Deciding if a Month-to-Month Lease is Right for You
Typically, the vast majority of renters use the standard year-long contract when they’re leasing property. However, there’s also another option for paying your rent throughout your stay. Some people decide to utilize a month-to-month lease where they periodically reevaluate and decide to renew their contract throughout the year. Here are some useful things to keep in mind when deciding whether to keep your lease month-to-month or year-to-year.
The Advantages and Disadvantages of a Month to Month Lease
The Advantages
Freedom and Flexibility
When you’re leasing a rental property by month, you don’t constrict yourself to the responsibility of having to live in and pay for your place of residence longer than you want.
In this day and age, people’s situations can change with the drop of a hat; therefore, it’s important that you stay as flexible as possible to make sure you’re never stuck in one scenario. Whether it’s financial or personal, a month-to-month lease allows you to live at the pace of your life rather than being victim to a long, constraining lease agreement.
The Furnishings
Since tenants of short term lease agreements can be so fleeting, a good amount of properties for month-to-month leases may already be furnished. This can prevent you from having to make expensive purchases to decorate a space that you might only temporarily be living in.
The Disadvantages
The Cost
Landlords are at a severe disadvantage when they’re left with vacant units. Ideally, they want a fully occupied building so that they can use the rent income to make their own payments for the building. Therefore, month-to-month leases are usually paid for on a premium, which is a percentage more than a monthly rent on a year-long lease would be.
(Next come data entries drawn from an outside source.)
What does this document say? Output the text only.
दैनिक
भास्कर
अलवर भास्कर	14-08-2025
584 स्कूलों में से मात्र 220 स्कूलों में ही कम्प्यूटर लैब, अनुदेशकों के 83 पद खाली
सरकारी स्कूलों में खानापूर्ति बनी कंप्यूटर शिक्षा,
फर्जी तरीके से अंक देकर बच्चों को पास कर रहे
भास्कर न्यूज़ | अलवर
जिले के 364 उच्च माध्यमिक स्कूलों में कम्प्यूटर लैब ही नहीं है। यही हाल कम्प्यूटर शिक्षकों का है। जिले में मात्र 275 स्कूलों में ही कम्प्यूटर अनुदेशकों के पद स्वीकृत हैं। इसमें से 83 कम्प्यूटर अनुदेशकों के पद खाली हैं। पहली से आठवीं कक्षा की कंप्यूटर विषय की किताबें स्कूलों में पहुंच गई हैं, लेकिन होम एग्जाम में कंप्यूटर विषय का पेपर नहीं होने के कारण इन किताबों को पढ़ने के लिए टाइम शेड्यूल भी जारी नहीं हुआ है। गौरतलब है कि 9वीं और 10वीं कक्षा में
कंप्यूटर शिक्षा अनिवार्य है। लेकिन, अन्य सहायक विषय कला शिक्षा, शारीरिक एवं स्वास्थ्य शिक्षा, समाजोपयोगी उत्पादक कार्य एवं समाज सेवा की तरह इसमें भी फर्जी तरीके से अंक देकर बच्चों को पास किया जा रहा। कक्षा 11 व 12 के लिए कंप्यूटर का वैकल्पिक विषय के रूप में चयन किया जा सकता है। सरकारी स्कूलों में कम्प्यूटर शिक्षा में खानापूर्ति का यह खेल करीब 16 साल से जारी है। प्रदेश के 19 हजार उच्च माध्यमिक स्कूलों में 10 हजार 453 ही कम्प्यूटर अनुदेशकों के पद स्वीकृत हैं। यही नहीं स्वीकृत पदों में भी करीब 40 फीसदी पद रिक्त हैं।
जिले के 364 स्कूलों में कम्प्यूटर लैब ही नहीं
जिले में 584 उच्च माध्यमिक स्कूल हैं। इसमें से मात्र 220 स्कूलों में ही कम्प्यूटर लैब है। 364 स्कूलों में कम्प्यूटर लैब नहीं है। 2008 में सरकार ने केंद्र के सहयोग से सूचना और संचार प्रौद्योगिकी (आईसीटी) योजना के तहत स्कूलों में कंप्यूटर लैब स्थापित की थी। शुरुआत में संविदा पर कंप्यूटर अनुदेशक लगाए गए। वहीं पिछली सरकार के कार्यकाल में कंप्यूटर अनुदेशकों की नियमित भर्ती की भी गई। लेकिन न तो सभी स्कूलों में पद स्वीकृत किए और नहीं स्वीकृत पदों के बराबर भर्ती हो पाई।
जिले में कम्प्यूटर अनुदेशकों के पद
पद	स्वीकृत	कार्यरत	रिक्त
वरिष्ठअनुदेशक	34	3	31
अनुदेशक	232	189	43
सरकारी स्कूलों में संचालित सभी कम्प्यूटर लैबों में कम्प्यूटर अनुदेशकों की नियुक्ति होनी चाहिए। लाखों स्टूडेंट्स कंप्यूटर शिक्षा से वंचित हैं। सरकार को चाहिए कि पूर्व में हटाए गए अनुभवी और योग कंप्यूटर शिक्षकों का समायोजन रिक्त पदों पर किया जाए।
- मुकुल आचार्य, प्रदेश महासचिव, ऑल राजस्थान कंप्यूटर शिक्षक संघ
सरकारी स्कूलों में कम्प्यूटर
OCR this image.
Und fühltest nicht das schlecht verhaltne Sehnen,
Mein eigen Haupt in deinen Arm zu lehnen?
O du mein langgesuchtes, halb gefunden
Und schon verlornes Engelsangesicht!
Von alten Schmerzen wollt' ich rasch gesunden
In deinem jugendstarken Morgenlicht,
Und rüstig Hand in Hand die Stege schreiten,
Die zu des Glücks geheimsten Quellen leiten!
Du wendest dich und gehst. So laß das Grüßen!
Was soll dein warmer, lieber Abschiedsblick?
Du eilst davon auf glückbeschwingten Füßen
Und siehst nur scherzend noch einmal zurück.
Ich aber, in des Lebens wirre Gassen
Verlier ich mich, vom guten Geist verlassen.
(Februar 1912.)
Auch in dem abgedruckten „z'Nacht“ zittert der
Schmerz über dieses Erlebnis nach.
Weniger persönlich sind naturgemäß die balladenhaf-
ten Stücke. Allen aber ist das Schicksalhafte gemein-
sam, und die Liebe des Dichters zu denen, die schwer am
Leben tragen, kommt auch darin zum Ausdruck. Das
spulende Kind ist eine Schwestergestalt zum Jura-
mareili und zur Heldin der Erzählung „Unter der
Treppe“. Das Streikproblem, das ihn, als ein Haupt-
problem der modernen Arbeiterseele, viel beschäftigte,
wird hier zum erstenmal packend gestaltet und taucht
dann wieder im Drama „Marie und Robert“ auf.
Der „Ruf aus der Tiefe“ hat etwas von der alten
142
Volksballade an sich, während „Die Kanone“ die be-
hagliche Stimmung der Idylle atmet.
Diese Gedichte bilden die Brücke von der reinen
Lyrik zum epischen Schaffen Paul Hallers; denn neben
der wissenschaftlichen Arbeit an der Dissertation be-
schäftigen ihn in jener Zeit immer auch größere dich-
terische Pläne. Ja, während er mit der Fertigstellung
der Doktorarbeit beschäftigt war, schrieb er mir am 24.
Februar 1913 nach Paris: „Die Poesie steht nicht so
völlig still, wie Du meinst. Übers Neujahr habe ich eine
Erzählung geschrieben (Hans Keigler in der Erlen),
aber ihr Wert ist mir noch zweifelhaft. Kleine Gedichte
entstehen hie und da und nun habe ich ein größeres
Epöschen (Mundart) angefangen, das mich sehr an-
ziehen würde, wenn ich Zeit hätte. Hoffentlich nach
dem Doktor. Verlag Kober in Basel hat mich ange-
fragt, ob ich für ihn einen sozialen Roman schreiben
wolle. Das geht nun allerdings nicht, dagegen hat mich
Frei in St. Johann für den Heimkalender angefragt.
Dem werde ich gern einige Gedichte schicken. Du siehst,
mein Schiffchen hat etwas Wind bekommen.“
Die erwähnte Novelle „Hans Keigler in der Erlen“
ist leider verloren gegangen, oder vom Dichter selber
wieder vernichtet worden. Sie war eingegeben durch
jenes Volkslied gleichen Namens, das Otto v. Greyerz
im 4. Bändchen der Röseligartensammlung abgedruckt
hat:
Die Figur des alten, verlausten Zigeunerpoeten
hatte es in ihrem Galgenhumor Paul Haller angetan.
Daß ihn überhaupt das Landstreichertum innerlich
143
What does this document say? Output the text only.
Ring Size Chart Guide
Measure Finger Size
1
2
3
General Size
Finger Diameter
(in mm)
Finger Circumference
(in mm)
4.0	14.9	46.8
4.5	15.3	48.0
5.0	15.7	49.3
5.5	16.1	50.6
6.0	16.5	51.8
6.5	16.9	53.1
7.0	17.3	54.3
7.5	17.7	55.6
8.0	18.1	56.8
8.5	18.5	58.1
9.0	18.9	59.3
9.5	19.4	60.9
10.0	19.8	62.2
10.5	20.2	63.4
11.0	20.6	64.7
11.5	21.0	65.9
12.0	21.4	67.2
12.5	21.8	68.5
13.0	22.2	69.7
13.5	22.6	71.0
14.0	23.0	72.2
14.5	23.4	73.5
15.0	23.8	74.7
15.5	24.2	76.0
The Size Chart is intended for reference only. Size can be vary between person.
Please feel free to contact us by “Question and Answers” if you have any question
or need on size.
The cost will always depend on the market and location so you can never accurately gauge or estimate what you’ll be paying.
Who Actually Likes to Move?
People, as a whole, desire stability. When you’re bouncing all over the place from unit to unit with month-to-month leases, life can become a bit hectic, and even a bit costly.
The individual act of moving itself takes up so much of your time, energy and money. At that point, you will sometimes be paying the difference between a month-to-month and a year-to-year lease just from moving expenses. The money you spend would be better served in your savings, so maybe one day you can afford a mortgage down payment.
Aside from all of the financial obligations, month-to-month leases are sometimes difficult to find. Landlords are slighted by short leases so they aren’t as widely available.
Using these mentioned factors, you may be able to decide which type of rent payment makes the most sense for you and your lifestyle.